The numbers are: "30" and "32" .
______________________________________
The two (2) consecutive even numbers are: "x" and "(x+2)" .
We are asked to find these numbers.
If we can solve for "x" (one of these numbers); we can solve for "(x+2)" by adding "2" to "x".

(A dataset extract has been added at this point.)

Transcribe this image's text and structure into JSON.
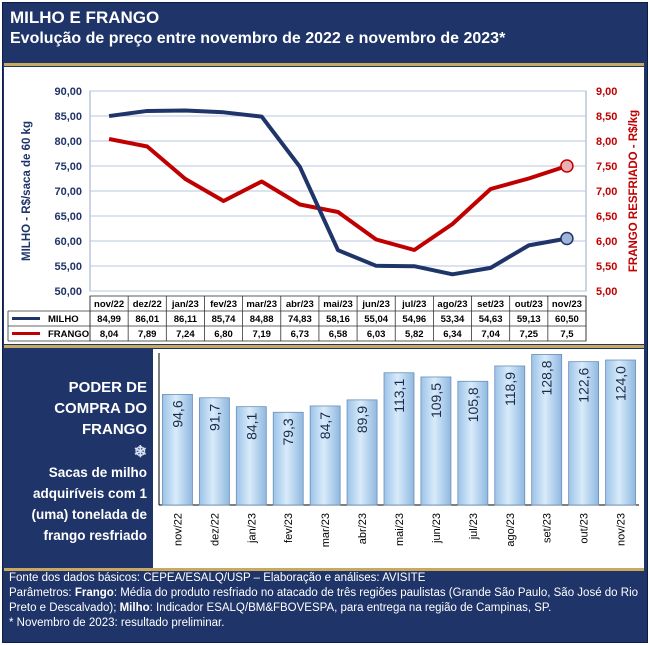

_________________________________________
→ (⅔) x + (¼) (x + 2) = 28 ; Solve for "x" ;
_________________________________________
Note the distributive property of multiplication:
_________________________________________
a(b+c) = ab + ac ;
a(b − c) = ab − ac ;
__________________________________________
As such: " + (¼) (x + 2) = (¼) x + (¼) (2) = (¼) x + ½ ;
__________________________________________
Rewrite the equation: → (⅔) x + (¼) (x + 2) = 28 ;
as: " → (⅔) x + (¼) x + ½ = 28 ;
Multiply the entire equation by "12" ; to get rid of the fractions:
→ 12 * { (⅔) x + (¼) x + ½ = 28 } ;
→ (24/3) x + (12/4)x + (12/2) = 28*(12) ;
→ 8x + 3x + 6 = 336
→ 11x + 6 = 336 ;
Subtract "6" from each side of the equation:
→ 11x + 6 − 6 = 336 − 6 ;
→ 11x = 330 ;
Divide each side of the equation by "11" ;
to isolate "x" on one side of the equation; & to solve for "x" ;
→ 11x / 11 = 330 / 11 ;
→ x = 30 ;
____________________________________________
The next consecutive even integer is:
"(x + 2)" ; which equals: "30 + 2 = 32" .
____________________________________________
The numbers are: "30" and "32" .
____________________________________________
Let us check our answer, by plugging the value for "x" in the original equation; to see if it holds true:
____________________________________________
→ (⅔) x + (¼) (x + 2) = 28 ;
→ (⅔) (30) + (¼) (30 + 2) = ? 28 ? ;
→ (60/3) + (¼)*(32) = ? 28 ? ;
→ 20 + 8 = ? 28 ? ; Yes!
____________________________________________